En cas d'épisodes dépressifs majeurs répétés, le risque de rechute est élevé en l'absence de traitement de fond antidépresseur (de 50 à 80 % selon Richards D, 2011). D'où les préconisations du National Institute for Health and Clinical Excellence (NICE) d'instaurer un traitement antidépresseur de fond pendant 2 ans, préconisations qui rejoignent les recommandations en vigueur en France : "en cas de trouble dépressif récurrent (au moins 3 épisodes dépressifs majeurs au cours de la vie), la prolongation de la prescription du traitement antidépresseur doit être proposée pour une durée de 2 ans" (source : VIDAL Reco Dépression, élaborée par notre comité d'experts d'après les recommandaitons des autorités sanitaires françaises).
Mais ces préconisations peuvent être difficiles à suivre par des patients qui ne sont pas toujours compliants, ne tolèrent pas forcément bien ces médicaments… ou cherchent d'autres options du côté des médecines dites "alternatives".
Qu'est-ce que la "méditation en pleine conscience" ?
La méditation en pleine conscience est issue de la philosophie bouddhiste. Le bouddha (Siddhartha Gautama, également appelé "l'Eveillé") considérait en effet la conscience vigilante de ses propres pensées, actions et motivations comme un chemin vers l'Eveil spirituel.

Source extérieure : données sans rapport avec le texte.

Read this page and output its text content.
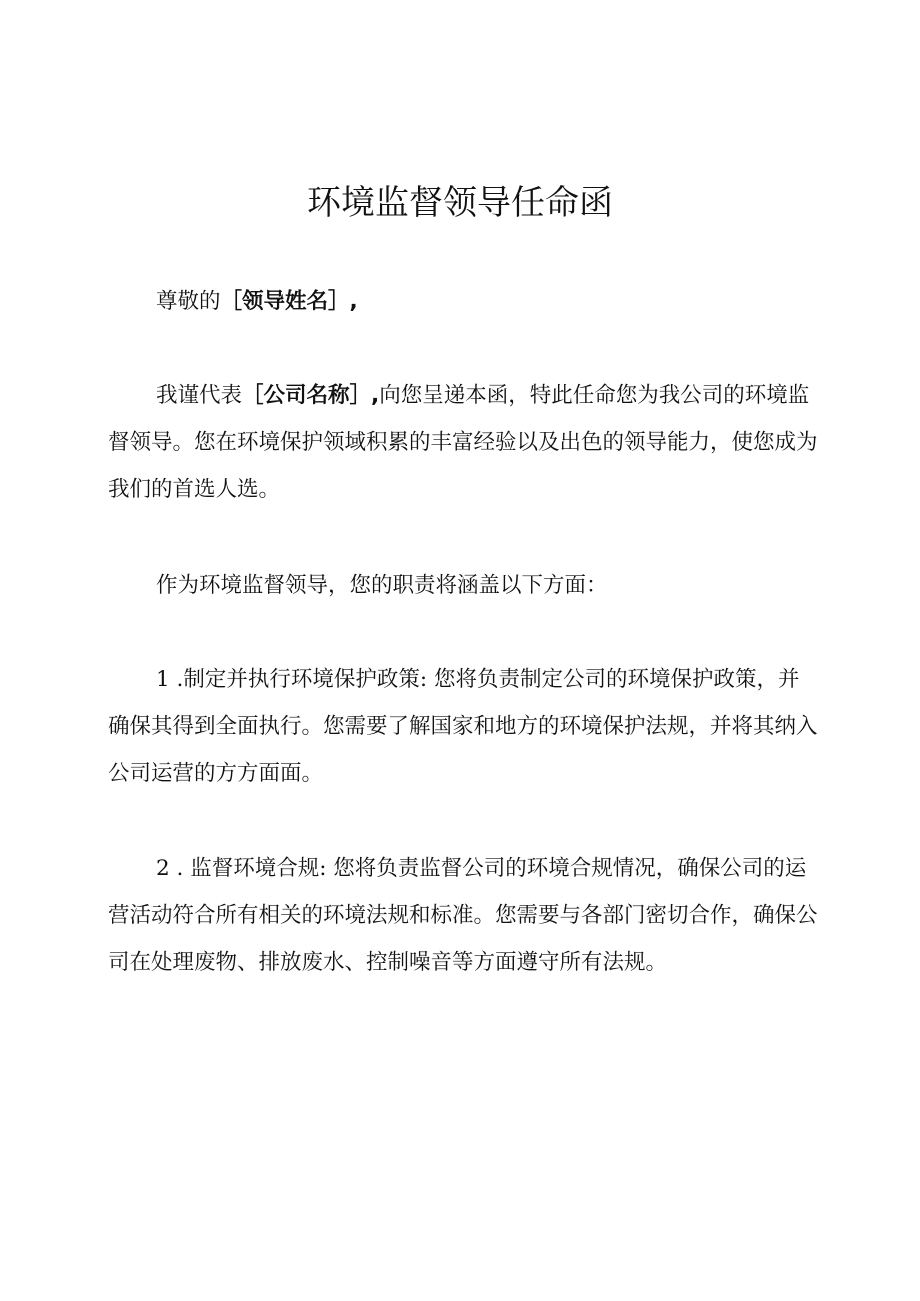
环境监督领导任命函
尊敬的［领导姓名］,
我谨代表［公司名称］,向您呈递本函，特此任命您为我公司的环境监督领导。您在环境保护领域积累的丰富经验以及出色的领导能力，使您成为我们的首选人选。
作为环境监督领导，您的职责将涵盖以下方面：
1 .制定并执行环境保护政策: 您将负责制定公司的环境保护政策，并确保其得到全面执行。您需要了解国家和地方的环境保护法规，并将其纳入公司运营的方方面面。
2 . 监督环境合规: 您将负责监督公司的环境合规情况，确保公司的运营活动符合所有相关的环境法规和标准。您需要与各部门密切合作，确保公司在处理废物、排放废水、控制噪音等方面遵守所有法规。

Concrètement, cette méthode de méditation est destinée à permettre aux gens d'apprendre à devenir davantage conscients de leurs sensations corporelles, positives et négatives, et à "tourner intentionnellement leur esprit vers le moment présent", comme le résume le psychiatre Christophe André (St Anne, Paris), qui pratique et enseigne la méditation en pleine conscience depuis 12 ans (cf. cette synthèse publiée par C André dans Cerveau & Psycho - n° 41 en 2010).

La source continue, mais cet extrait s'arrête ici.